Leafing through Gabriel Josipovici's novel Moo Pak for the purposes of wrapping up my brief notes on that novel, I happened upon this passage, late in the book, which I remember, but which in the wake of some of the anthropological stuff I've been reading jumped out at me even more:
The whole history of language and of human culture, he said, is to be found in the decision to renounce the immediate pleasure for the long-term benefit. Aaaaah to Ma-Ma, as Roman Jakobson has so well described it. The task of art, on the other hand, he said, is to find a way of returning to the Aaaah! but in such a way that it can be grasped by others, that it enters the sphere of the social. Is it a coincidence do you think, he said, that both Jakobson and Chomsky are Jews?

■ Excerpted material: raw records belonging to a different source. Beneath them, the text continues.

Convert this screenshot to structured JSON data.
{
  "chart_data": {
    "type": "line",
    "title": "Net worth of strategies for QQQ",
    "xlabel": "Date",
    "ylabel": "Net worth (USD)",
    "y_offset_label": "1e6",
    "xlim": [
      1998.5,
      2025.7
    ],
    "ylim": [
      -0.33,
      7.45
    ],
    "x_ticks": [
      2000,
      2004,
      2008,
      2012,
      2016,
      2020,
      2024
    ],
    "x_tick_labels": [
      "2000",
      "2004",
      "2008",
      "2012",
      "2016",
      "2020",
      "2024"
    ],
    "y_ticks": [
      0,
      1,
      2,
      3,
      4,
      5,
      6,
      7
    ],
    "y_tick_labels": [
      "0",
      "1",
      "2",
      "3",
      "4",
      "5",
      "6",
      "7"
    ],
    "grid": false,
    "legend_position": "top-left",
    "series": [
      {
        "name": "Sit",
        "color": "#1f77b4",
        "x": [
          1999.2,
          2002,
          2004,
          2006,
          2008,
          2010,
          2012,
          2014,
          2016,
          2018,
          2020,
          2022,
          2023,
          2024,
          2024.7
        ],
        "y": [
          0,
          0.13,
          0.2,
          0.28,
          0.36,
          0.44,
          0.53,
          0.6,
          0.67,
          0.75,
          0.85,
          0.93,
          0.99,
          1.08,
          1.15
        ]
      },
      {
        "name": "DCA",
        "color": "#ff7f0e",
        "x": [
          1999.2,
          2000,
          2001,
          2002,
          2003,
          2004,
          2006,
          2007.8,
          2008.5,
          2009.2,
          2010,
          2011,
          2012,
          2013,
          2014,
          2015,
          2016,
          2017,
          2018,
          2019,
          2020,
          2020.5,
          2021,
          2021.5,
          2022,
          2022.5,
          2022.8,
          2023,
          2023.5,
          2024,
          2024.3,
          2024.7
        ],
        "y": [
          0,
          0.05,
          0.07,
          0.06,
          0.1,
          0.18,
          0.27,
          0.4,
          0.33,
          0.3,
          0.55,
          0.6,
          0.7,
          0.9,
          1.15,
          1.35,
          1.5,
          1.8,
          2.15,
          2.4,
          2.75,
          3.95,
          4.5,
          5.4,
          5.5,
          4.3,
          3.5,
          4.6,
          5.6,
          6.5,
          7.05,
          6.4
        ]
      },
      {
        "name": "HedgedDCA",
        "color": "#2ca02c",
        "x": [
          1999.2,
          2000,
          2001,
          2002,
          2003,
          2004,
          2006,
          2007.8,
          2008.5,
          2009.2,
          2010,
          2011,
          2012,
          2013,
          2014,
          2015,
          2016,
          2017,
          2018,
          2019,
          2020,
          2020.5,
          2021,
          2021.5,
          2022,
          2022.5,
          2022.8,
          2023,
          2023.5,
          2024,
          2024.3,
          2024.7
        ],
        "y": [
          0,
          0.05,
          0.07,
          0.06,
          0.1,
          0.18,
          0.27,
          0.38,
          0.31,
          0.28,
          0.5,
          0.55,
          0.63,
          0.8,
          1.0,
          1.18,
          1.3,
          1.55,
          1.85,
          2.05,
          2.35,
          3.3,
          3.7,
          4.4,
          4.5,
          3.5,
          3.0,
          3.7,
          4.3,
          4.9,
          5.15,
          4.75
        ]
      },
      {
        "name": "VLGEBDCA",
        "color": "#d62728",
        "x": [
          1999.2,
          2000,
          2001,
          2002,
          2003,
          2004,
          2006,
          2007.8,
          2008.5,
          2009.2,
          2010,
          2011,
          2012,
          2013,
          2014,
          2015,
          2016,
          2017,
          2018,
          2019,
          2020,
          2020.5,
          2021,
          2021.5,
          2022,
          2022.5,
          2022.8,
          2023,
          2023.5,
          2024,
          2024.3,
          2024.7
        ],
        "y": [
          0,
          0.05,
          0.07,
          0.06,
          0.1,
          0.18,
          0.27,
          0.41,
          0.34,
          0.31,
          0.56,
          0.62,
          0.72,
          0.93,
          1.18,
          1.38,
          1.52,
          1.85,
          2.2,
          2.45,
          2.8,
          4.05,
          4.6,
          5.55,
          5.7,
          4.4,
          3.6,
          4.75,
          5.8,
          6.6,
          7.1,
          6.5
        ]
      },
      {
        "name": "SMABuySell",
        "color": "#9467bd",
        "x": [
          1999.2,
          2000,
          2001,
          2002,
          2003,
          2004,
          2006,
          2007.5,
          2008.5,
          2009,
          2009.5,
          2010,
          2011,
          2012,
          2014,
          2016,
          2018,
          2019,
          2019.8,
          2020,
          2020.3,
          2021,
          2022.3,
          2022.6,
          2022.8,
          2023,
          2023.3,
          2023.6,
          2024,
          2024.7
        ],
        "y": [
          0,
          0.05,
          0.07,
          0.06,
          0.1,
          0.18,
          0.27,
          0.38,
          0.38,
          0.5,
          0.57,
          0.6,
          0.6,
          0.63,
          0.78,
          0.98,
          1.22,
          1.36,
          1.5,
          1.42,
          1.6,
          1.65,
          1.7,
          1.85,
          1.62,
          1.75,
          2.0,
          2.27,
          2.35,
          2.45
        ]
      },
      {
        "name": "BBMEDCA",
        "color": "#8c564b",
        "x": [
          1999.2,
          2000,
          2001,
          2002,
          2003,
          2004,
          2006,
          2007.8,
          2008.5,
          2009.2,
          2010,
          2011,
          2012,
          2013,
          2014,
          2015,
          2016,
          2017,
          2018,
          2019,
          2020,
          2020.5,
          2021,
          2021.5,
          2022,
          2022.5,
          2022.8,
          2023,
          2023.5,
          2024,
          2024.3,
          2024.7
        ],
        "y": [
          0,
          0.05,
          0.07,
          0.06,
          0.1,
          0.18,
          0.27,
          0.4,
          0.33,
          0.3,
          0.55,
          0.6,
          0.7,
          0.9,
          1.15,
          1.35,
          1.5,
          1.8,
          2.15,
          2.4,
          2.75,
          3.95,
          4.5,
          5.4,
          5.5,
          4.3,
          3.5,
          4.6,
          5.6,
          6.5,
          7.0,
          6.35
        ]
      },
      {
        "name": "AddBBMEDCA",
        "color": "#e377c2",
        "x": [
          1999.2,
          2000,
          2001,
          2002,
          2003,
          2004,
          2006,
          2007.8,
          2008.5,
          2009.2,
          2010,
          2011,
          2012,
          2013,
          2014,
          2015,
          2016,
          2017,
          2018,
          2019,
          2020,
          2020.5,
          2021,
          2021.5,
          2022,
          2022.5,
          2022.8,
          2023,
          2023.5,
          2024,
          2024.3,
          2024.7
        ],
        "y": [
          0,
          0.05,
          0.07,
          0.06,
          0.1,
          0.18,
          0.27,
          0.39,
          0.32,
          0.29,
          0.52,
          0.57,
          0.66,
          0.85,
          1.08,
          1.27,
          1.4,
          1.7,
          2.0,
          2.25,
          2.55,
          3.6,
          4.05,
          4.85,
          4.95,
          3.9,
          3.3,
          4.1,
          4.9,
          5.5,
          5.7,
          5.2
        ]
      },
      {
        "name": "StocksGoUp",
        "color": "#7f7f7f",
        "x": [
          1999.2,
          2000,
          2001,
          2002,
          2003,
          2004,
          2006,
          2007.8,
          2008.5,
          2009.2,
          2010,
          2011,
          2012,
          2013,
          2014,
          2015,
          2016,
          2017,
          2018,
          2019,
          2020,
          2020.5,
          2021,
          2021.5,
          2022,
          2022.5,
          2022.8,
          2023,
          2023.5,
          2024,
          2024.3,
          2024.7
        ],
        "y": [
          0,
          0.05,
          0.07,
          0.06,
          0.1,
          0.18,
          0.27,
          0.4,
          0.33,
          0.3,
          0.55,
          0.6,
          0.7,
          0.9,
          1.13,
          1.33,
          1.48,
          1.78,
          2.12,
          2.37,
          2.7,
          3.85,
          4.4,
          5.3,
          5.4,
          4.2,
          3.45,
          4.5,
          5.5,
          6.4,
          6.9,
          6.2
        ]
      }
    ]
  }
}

That Chomsky's first published work was on the Hebrew language? I am of course not suggesting that Hebrew was the original language or is closer to the origins of language than any other language, just as I am not suggesting that Jews were the first at anything whatsoever. I am only wondering out loud, as others must have wondered, though no-one has, to my knowledge, put such ideas into print, for obvious reasons. Nonetheless, he said, the power of Chomsky's work has perhaps retarded rather than advanced our understanding of the origins of human language. For, like so many thinkers before him, but now in full awareness of what he is doing, Chomsky has found the means of cutting man off from his past and so from all other animals. There is a fierce rationality about Chomsky, he said, which more than one commentator, taking up hints in his own writing, has compared to that of Descartes. I myself, he said, prefer to see it as a Jewish trait, like the burning intellectual intensity of a Spinoza or a Wittgenstein. But if he is to be compared to Wittgenstein, he said, it has to be to the young Wittgenstein, for though Wittgenstein lost none of his intensity as he grew older he came to see that our confusions and failures are at least as important as our triumphs and successes and as much in need of explanation. Confusion for Descartes, on the other hand, he said, is something to be eliminated, much as Luther and Calvin wished to eliminate sin. But I am with the later Wittgenstein in this, Jack said, that I believe we eliminate sin and confusion at the cost of eliminating our humanity. On the other hand, he said, we should obviously not make a fetish of failure and confusion.